Yesterday afternoon while I was at work I received an email from the small business app I’m working on. My pseudo-boss told that the site I was working on, though nice, would probably used later on and that at this point in the project, I should use the code my classmates and I built during the Project_<code> class. When I read those words, my heart ached, my stomach turned in knots and I was upset. So upset I stepped away form my desk to have a moment.
This was my baby… how can she be shunned? I wanted to plead her case and defend her, explain her potential and what I planned to do with her. I was upset, wanted to grab my code, hug and console her, explain that she was good enough, it’s just time is not on our side.

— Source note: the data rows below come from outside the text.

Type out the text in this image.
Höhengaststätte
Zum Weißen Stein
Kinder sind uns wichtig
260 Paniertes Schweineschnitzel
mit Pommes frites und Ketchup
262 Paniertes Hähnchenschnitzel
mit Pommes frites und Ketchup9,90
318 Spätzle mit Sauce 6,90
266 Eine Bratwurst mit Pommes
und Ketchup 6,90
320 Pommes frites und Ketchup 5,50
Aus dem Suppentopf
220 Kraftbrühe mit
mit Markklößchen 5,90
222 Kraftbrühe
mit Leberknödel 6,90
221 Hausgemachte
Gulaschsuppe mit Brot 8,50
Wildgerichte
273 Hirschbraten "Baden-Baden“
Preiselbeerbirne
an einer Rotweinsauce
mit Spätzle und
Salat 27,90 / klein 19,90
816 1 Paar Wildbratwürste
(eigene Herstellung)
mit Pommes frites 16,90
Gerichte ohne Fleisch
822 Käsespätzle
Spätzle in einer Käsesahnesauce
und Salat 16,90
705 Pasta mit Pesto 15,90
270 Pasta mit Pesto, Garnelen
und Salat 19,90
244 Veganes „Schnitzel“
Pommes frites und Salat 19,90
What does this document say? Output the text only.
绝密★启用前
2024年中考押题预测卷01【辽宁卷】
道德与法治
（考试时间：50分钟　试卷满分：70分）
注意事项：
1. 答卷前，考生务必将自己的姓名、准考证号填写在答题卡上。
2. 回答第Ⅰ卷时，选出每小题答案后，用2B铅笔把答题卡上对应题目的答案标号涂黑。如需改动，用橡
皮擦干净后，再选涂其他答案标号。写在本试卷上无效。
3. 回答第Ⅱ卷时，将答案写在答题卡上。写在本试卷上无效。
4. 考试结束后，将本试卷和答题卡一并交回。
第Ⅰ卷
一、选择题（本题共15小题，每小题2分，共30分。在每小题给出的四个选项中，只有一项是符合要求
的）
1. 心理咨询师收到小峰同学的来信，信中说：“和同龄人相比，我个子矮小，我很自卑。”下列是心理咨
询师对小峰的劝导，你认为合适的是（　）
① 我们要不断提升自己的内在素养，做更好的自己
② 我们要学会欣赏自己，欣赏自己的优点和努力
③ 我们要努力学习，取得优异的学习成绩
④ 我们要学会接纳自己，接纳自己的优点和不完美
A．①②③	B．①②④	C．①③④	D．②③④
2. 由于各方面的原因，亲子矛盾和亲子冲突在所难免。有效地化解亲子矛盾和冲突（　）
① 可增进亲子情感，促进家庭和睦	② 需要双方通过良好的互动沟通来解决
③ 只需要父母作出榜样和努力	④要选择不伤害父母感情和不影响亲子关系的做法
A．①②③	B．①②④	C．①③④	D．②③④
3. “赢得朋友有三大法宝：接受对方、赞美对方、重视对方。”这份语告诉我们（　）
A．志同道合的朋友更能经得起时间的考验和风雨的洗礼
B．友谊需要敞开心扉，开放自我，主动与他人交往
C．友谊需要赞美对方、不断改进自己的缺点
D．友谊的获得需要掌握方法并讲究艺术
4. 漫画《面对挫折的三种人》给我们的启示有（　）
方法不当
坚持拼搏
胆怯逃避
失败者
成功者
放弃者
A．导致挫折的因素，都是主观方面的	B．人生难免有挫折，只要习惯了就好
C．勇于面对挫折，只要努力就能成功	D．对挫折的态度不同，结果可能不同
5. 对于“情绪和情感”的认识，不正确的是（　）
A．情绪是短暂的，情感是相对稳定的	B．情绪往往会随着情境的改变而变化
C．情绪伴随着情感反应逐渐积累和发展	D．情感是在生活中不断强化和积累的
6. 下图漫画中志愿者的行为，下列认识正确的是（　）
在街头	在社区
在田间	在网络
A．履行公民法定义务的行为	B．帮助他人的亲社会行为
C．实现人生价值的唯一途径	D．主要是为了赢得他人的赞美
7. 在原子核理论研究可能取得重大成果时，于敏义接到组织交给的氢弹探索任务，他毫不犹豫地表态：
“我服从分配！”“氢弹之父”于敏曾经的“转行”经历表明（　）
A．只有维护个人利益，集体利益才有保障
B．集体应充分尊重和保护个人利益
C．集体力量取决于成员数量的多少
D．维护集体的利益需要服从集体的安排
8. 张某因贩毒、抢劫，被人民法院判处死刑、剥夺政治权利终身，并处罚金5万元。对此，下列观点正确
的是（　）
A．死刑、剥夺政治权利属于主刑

A bunch of things were going through my mind those first 2 hours after I read the email: hurt, confusion, betrayal. And a lot of questions ran through my mind at 100 miles an hour.
I really wasn’t.
Is this what I truly want? Do I want to work this close with clients or do I want to just design/code for a big company and not have this much interaction with knowing why things I created were passed over? Should I be THIS attached to my code that I can’t see past it? What’s really the best thing for this project? Does my design suck? Am I a failure now that my code won’t be going live? Should I walk away? Is this a common occurrence?
Asking myself these questions brought up other thoughts:
Am I a bad designer/coder/developer if I’m not giving the client what they want? Am I listening to the needs/wants of my client? What did the client originally want and is my code fulfilling that? Am I strong enough to put my personal (at the moment butthurt) feelings to the side and step up to this challenge and REALLY bring it?
Asking myself these last sets of questions eased my heart. Yes, I my ego was bruised, but it didn’t mean I was going to let that get in the way of creating something else my client would not only find functional, but adore. I love challenges and this wrench being thrown into my plans, does not mean that my code failed. It doesn’t mean that I failed. I’m going to step up and make site be everything my client wants/needs it to be.
This is a lesson I’m glad I’m learning now and not when I’m working for an actual company. The design and code, it’s not about me. It’s about the client and showcasing their product in a direct way to the user.
If working all the hours and sweat I poured into that website meant learning THIS lesson, then it was worth it. Besides, just because my code won’t be utilized, it doesn’t mean it can’t go on my portfolio, I’m still going to tweak that code to be everything I ever wanted it to be.